Therapies exist to treat patients with PNH — including Soliris (eculizumab), Ultomiris (ravulizumab) and Empaveli (pegcetoplan) — but they are administered by IV infusion. Soliris and Ultomiris work to block complement protein C5. Empaveli inhibits the C3 protein. Despite treatment with anti-C5s, a large proportion of people with PNH may remain anemic, and dependent on blood transfusions. The only cure is a bone marrow transplant.
Fabhalta is an oral treatment that can help control red blood cell destruction within and outside the blood vessels. It is a Factor B inhibitor that acts in the alternative complement pathway of the immune system. Fabhalta will be available later this month and have a wholesale acquisition cost of $550,000 per year.
A Novartis spokesperson said the company is committed to providing patients with access and resources, including the Novartis Patient Support. The program also includes dedicated assistance and educational resources to help patients get started on treatment.

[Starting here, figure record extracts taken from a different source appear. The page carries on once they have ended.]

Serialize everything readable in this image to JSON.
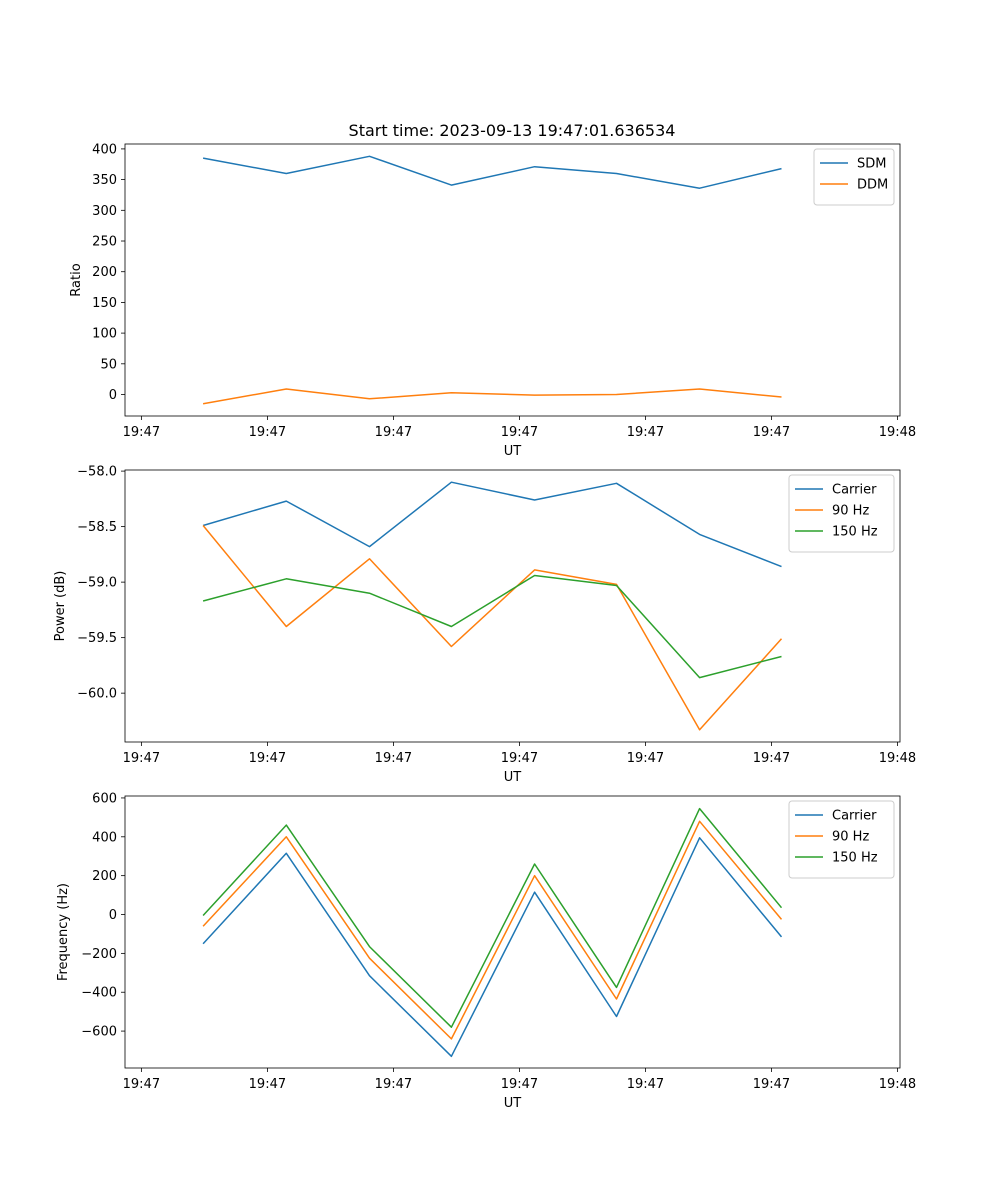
{
  "figure": {
    "title": "Start time: 2023-09-13 19:47:01.636534"
  },
  "chart_data": [
    {
      "type": "line",
      "title": "Start time: 2023-09-13 19:47:01.636534",
      "xlabel": "UT",
      "ylabel": "Ratio",
      "x_tick_labels": [
        "19:47",
        "19:47",
        "19:47",
        "19:47",
        "19:47",
        "19:47",
        "19:48"
      ],
      "x_ticks": [
        0,
        1,
        2,
        3,
        4,
        5,
        6
      ],
      "xlim": [
        -0.13,
        6.02
      ],
      "y_ticks": [
        0,
        50,
        100,
        150,
        200,
        250,
        300,
        350,
        400
      ],
      "y_tick_labels": [
        "0",
        "50",
        "100",
        "150",
        "200",
        "250",
        "300",
        "350",
        "400"
      ],
      "ylim": [
        -35,
        408
      ],
      "legend_position": "top-right",
      "x": [
        0.49,
        1.15,
        1.81,
        2.46,
        3.12,
        3.77,
        4.43,
        5.08
      ],
      "series": [
        {
          "name": "SDM",
          "color": "#1f77b4",
          "values": [
            385,
            360,
            388,
            341,
            371,
            360,
            336,
            368
          ]
        },
        {
          "name": "DDM",
          "color": "#ff7f0e",
          "values": [
            -15,
            9,
            -7,
            3,
            -1,
            0,
            9,
            -4
          ]
        }
      ]
    },
    {
      "type": "line",
      "title": "",
      "xlabel": "UT",
      "ylabel": "Power (dB)",
      "x_tick_labels": [
        "19:47",
        "19:47",
        "19:47",
        "19:47",
        "19:47",
        "19:47",
        "19:48"
      ],
      "x_ticks": [
        0,
        1,
        2,
        3,
        4,
        5,
        6
      ],
      "xlim": [
        -0.13,
        6.02
      ],
      "y_ticks": [
        -60.0,
        -59.5,
        -59.0,
        -58.5,
        -58.0
      ],
      "y_tick_labels": [
        "−60.0",
        "−59.5",
        "−59.0",
        "−58.5",
        "−58.0"
      ],
      "ylim": [
        -60.44,
        -57.99
      ],
      "legend_position": "top-right",
      "x": [
        0.49,
        1.15,
        1.81,
        2.46,
        3.12,
        3.77,
        4.43,
        5.08
      ],
      "series": [
        {
          "name": "Carrier",
          "color": "#1f77b4",
          "values": [
            -58.49,
            -58.27,
            -58.68,
            -58.1,
            -58.26,
            -58.11,
            -58.57,
            -58.86
          ]
        },
        {
          "name": "90 Hz",
          "color": "#ff7f0e",
          "values": [
            -58.49,
            -59.4,
            -58.79,
            -59.58,
            -58.89,
            -59.02,
            -60.33,
            -59.51
          ]
        },
        {
          "name": "150 Hz",
          "color": "#2ca02c",
          "values": [
            -59.17,
            -58.97,
            -59.1,
            -59.4,
            -58.94,
            -59.03,
            -59.86,
            -59.67
          ]
        }
      ]
    },
    {
      "type": "line",
      "title": "",
      "xlabel": "UT",
      "ylabel": "Frequency (Hz)",
      "x_tick_labels": [
        "19:47",
        "19:47",
        "19:47",
        "19:47",
        "19:47",
        "19:47",
        "19:48"
      ],
      "x_ticks": [
        0,
        1,
        2,
        3,
        4,
        5,
        6
      ],
      "xlim": [
        -0.13,
        6.02
      ],
      "y_ticks": [
        -600,
        -400,
        -200,
        0,
        200,
        400,
        600
      ],
      "y_tick_labels": [
        "−600",
        "−400",
        "−200",
        "0",
        "200",
        "400",
        "600"
      ],
      "ylim": [
        -790,
        610
      ],
      "legend_position": "top-right",
      "x": [
        0.49,
        1.15,
        1.81,
        2.46,
        3.12,
        3.77,
        4.43,
        5.08
      ],
      "series": [
        {
          "name": "Carrier",
          "color": "#1f77b4",
          "values": [
            -150,
            315,
            -315,
            -730,
            115,
            -525,
            395,
            -115
          ]
        },
        {
          "name": "90 Hz",
          "color": "#ff7f0e",
          "values": [
            -60,
            400,
            -225,
            -640,
            200,
            -435,
            480,
            -25
          ]
        },
        {
          "name": "150 Hz",
          "color": "#2ca02c",
          "values": [
            -5,
            460,
            -165,
            -580,
            260,
            -375,
            545,
            35
          ]
        }
      ]
    }
  ]
}
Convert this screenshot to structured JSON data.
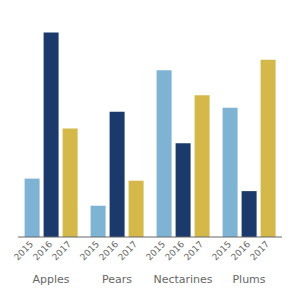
{
  "chart_data": {
    "type": "bar",
    "categories": [
      "Apples",
      "Pears",
      "Nectarines",
      "Plums"
    ],
    "series": [
      {
        "name": "2015",
        "color": "#7fb3d3",
        "values": [
          0.28,
          0.15,
          0.8,
          0.62
        ]
      },
      {
        "name": "2016",
        "color": "#1b3a6b",
        "values": [
          0.98,
          0.6,
          0.45,
          0.22
        ]
      },
      {
        "name": "2017",
        "color": "#d4b84a",
        "values": [
          0.52,
          0.27,
          0.68,
          0.85
        ]
      }
    ],
    "ylim": [
      0,
      1.05
    ],
    "grid": false,
    "tick_labels": "x"
  }
}
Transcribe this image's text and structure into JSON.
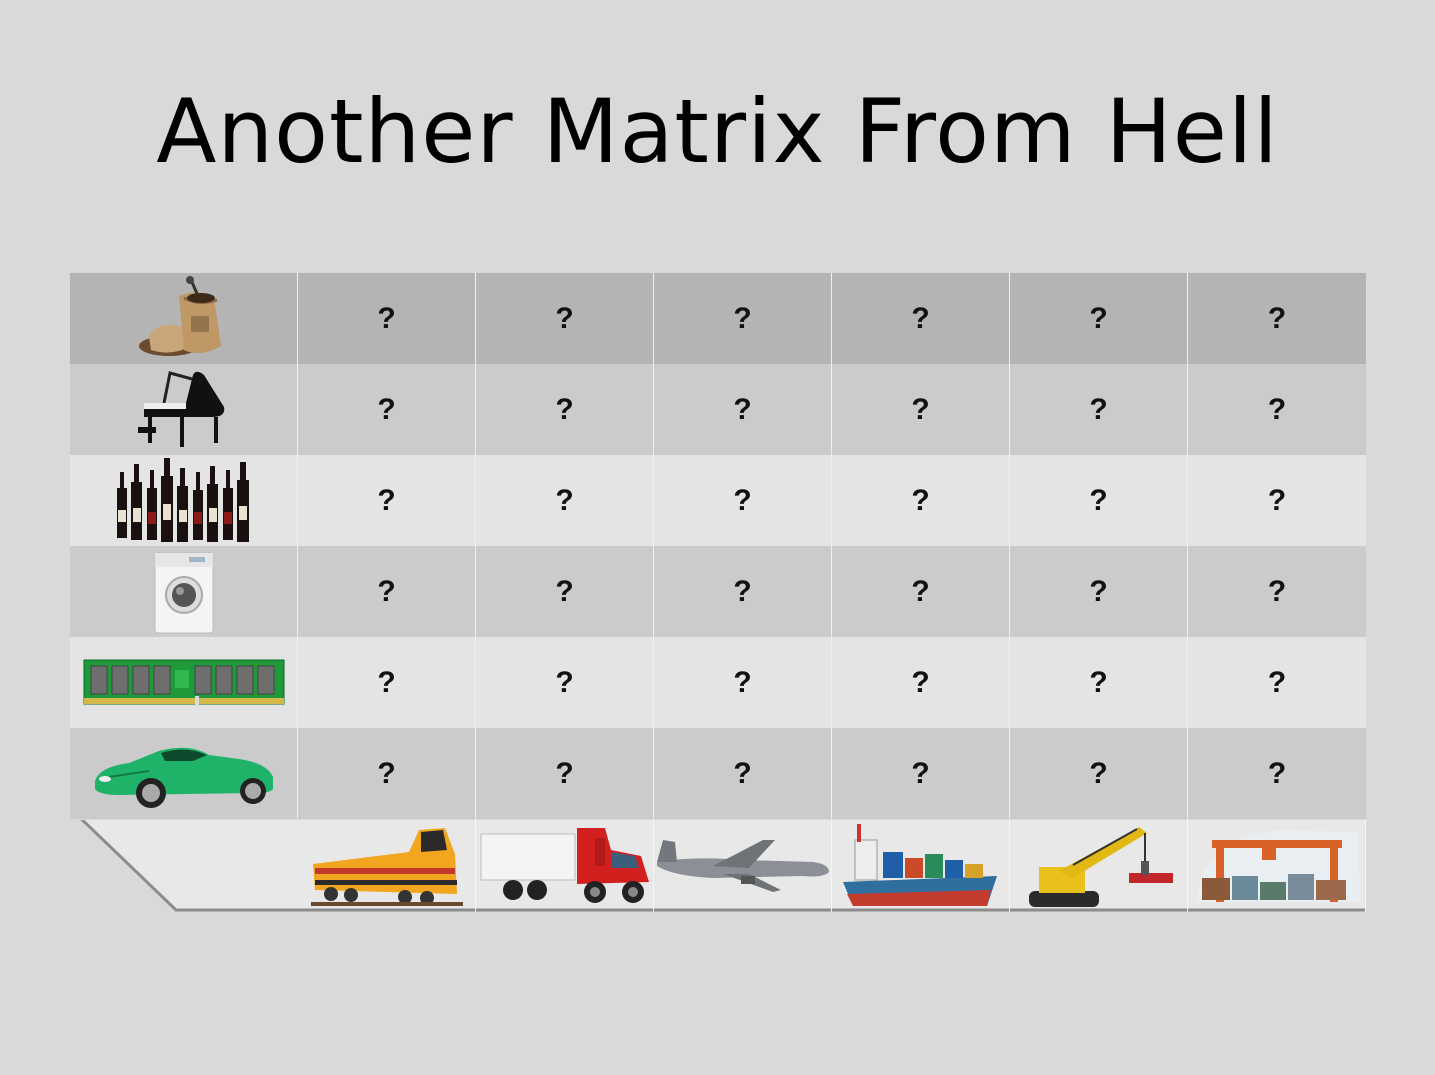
{
  "slide": {
    "title": "Another Matrix From Hell"
  },
  "matrix": {
    "rows": [
      {
        "icon": "coffee-sack-icon",
        "cells": [
          "?",
          "?",
          "?",
          "?",
          "?",
          "?"
        ]
      },
      {
        "icon": "grand-piano-icon",
        "cells": [
          "?",
          "?",
          "?",
          "?",
          "?",
          "?"
        ]
      },
      {
        "icon": "wine-bottles-icon",
        "cells": [
          "?",
          "?",
          "?",
          "?",
          "?",
          "?"
        ]
      },
      {
        "icon": "washing-machine-icon",
        "cells": [
          "?",
          "?",
          "?",
          "?",
          "?",
          "?"
        ]
      },
      {
        "icon": "ram-module-icon",
        "cells": [
          "?",
          "?",
          "?",
          "?",
          "?",
          "?"
        ]
      },
      {
        "icon": "sports-car-icon",
        "cells": [
          "?",
          "?",
          "?",
          "?",
          "?",
          "?"
        ]
      }
    ],
    "columns": [
      {
        "icon": "train-icon"
      },
      {
        "icon": "truck-icon"
      },
      {
        "icon": "cargo-plane-icon"
      },
      {
        "icon": "container-ship-icon"
      },
      {
        "icon": "crane-icon"
      },
      {
        "icon": "port-gantry-crane-icon"
      }
    ]
  }
}
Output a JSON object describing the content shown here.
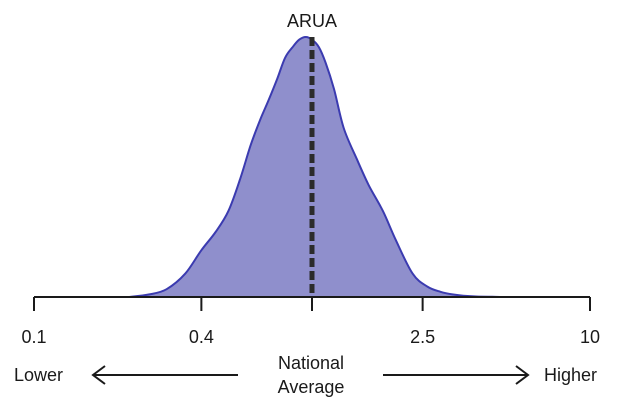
{
  "chart_data": {
    "type": "area",
    "title": "ARUA",
    "x_scale": "log",
    "xlim": [
      0.1,
      10
    ],
    "ylim": [
      0,
      1
    ],
    "ticks": [
      {
        "value": 0.1,
        "label": "0.1"
      },
      {
        "value": 0.4,
        "label": "0.4"
      },
      {
        "value": 2.5,
        "label": "2.5"
      },
      {
        "value": 10,
        "label": "10"
      }
    ],
    "national_average": 1.0,
    "lower_label": "Lower",
    "higher_label": "Higher",
    "center_label_line1": "National",
    "center_label_line2": "Average",
    "grid": false,
    "density": {
      "x": [
        0.22,
        0.26,
        0.3,
        0.35,
        0.4,
        0.45,
        0.5,
        0.55,
        0.6,
        0.65,
        0.7,
        0.75,
        0.8,
        0.85,
        0.9,
        0.95,
        1.0,
        1.06,
        1.12,
        1.2,
        1.3,
        1.45,
        1.6,
        1.8,
        2.0,
        2.3,
        2.6,
        2.9,
        3.2,
        3.5,
        3.9,
        4.3,
        4.8
      ],
      "y": [
        0.0,
        0.01,
        0.03,
        0.09,
        0.18,
        0.25,
        0.33,
        0.45,
        0.58,
        0.68,
        0.76,
        0.84,
        0.92,
        0.96,
        0.99,
        1.0,
        0.99,
        0.96,
        0.9,
        0.8,
        0.65,
        0.53,
        0.43,
        0.33,
        0.22,
        0.09,
        0.04,
        0.02,
        0.01,
        0.005,
        0.002,
        0.001,
        0.0
      ]
    },
    "colors": {
      "fill": "#8f8fcc",
      "stroke": "#3b3bb0",
      "axis": "#1a1a1a",
      "marker": "#2b2b2b"
    }
  }
}
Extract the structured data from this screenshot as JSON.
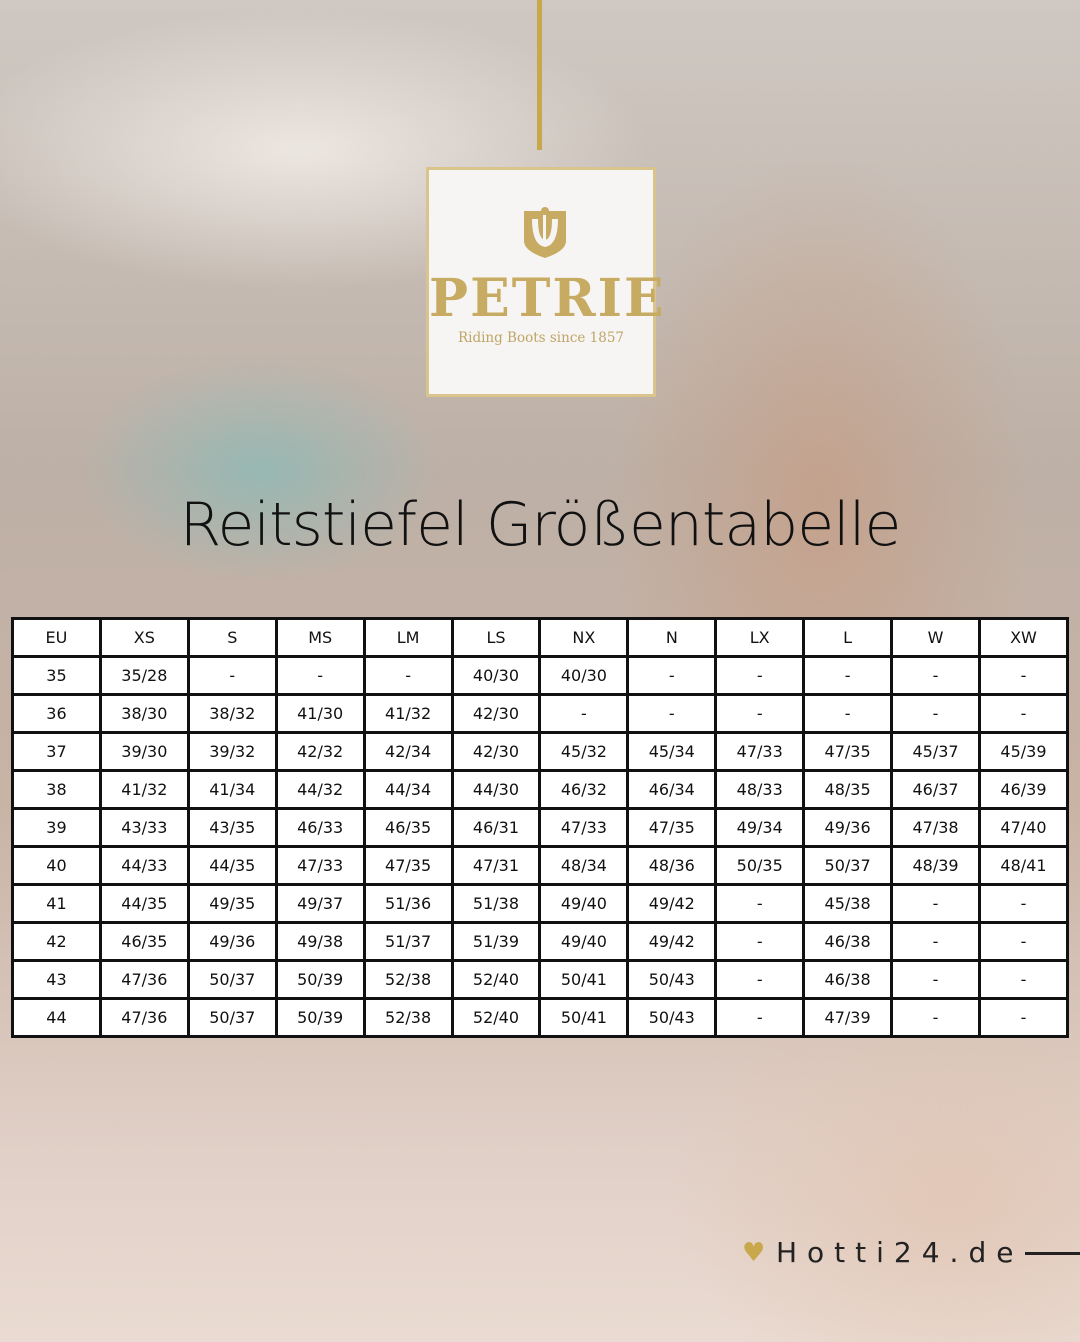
{
  "logo": {
    "brand": "PETRIE",
    "tagline": "Riding Boots since 1857",
    "crest_text": "PETRIE"
  },
  "title": "Reitstiefel Größentabelle",
  "table": {
    "headers": [
      "EU",
      "XS",
      "S",
      "MS",
      "LM",
      "LS",
      "NX",
      "N",
      "LX",
      "L",
      "W",
      "XW"
    ],
    "rows": [
      [
        "35",
        "35/28",
        "-",
        "-",
        "-",
        "40/30",
        "40/30",
        "-",
        "-",
        "-",
        "-",
        "-"
      ],
      [
        "36",
        "38/30",
        "38/32",
        "41/30",
        "41/32",
        "42/30",
        "-",
        "-",
        "-",
        "-",
        "-",
        "-"
      ],
      [
        "37",
        "39/30",
        "39/32",
        "42/32",
        "42/34",
        "42/30",
        "45/32",
        "45/34",
        "47/33",
        "47/35",
        "45/37",
        "45/39"
      ],
      [
        "38",
        "41/32",
        "41/34",
        "44/32",
        "44/34",
        "44/30",
        "46/32",
        "46/34",
        "48/33",
        "48/35",
        "46/37",
        "46/39"
      ],
      [
        "39",
        "43/33",
        "43/35",
        "46/33",
        "46/35",
        "46/31",
        "47/33",
        "47/35",
        "49/34",
        "49/36",
        "47/38",
        "47/40"
      ],
      [
        "40",
        "44/33",
        "44/35",
        "47/33",
        "47/35",
        "47/31",
        "48/34",
        "48/36",
        "50/35",
        "50/37",
        "48/39",
        "48/41"
      ],
      [
        "41",
        "44/35",
        "49/35",
        "49/37",
        "51/36",
        "51/38",
        "49/40",
        "49/42",
        "-",
        "45/38",
        "-",
        "-"
      ],
      [
        "42",
        "46/35",
        "49/36",
        "49/38",
        "51/37",
        "51/39",
        "49/40",
        "49/42",
        "-",
        "46/38",
        "-",
        "-"
      ],
      [
        "43",
        "47/36",
        "50/37",
        "50/39",
        "52/38",
        "52/40",
        "50/41",
        "50/43",
        "-",
        "46/38",
        "-",
        "-"
      ],
      [
        "44",
        "47/36",
        "50/37",
        "50/39",
        "52/38",
        "52/40",
        "50/41",
        "50/43",
        "-",
        "47/39",
        "-",
        "-"
      ]
    ]
  },
  "footer": {
    "site": "Hotti24.de",
    "icon": "heart-icon",
    "accent": "#c9a84c"
  }
}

“An efficacious oral treatment with a demonstrated safety profile could be practice-changing for physicians and help relieve burdens experienced by people with PNH,” Vinod Pullarkat, M.D., clinical professor, Department of Hematology and Hematopoietic Cell Transplantation, City of Hope, said in a press release. “In clinical studies, iptacopan was superior to anti-C5s in hemoglobin improvement in the absence of RBC transfusion and transfusion avoidance rate, and also effective in complement inhibitor-naïve individuals, by providing clinically meaningful hemoglobin-level increases without the need for blood transfusions.”
The FDA approval is based on the phase 3 APPLY-PNH trial in 97 patients with residual anemia despite prior anti-C5 treatment who switched to Fabhalta, which demonstrated hemoglobin improvement with red blood cell. It also improved patients’ ability to avoids transfusions compared with patients who stayed on anti-C5 treatments.
In the APPLY-PNH trial, the most commonly reported adverse reactions with Fabhalta vs. anti-C5s were: headache, nasopharyngitis, diarrhea, abdominal pain, bacterial infection, nausea and viral infection. In the APPOINT-PNH trial, the most commonly reported adverse events were headache, viral infection, nasopharyngitis, and rash.
In APPLY-PNH, serious ARs were reported in two (3%) patients with PNH receiving Fabhalta, which included pyelonephritis, urinary tract infection and COVID-19. In APPOINT-PNH, serious ARs were reported in two (5%) patients with PNH receiving Fabhalta, which included COVID-19 and bacterial pneumonia.
Approval was also supported by the phase 3 APPOINT-PNH study in 40 patients who were complement inhibitor-naïve.
Fabhalta is available only through a Risk Evaluation and Mitigation Strategy (REMS) that requires vaccinations for encapsulated bacteria.
Fabhalta is also in development for a range of complement-mediated diseases, including immunoglobulin A nephropathy, C3 glomerulopathy, immune complex membranoproliferative glomerulonephritis (IC-MPGN) and atypical hemolytic uremic syndrome.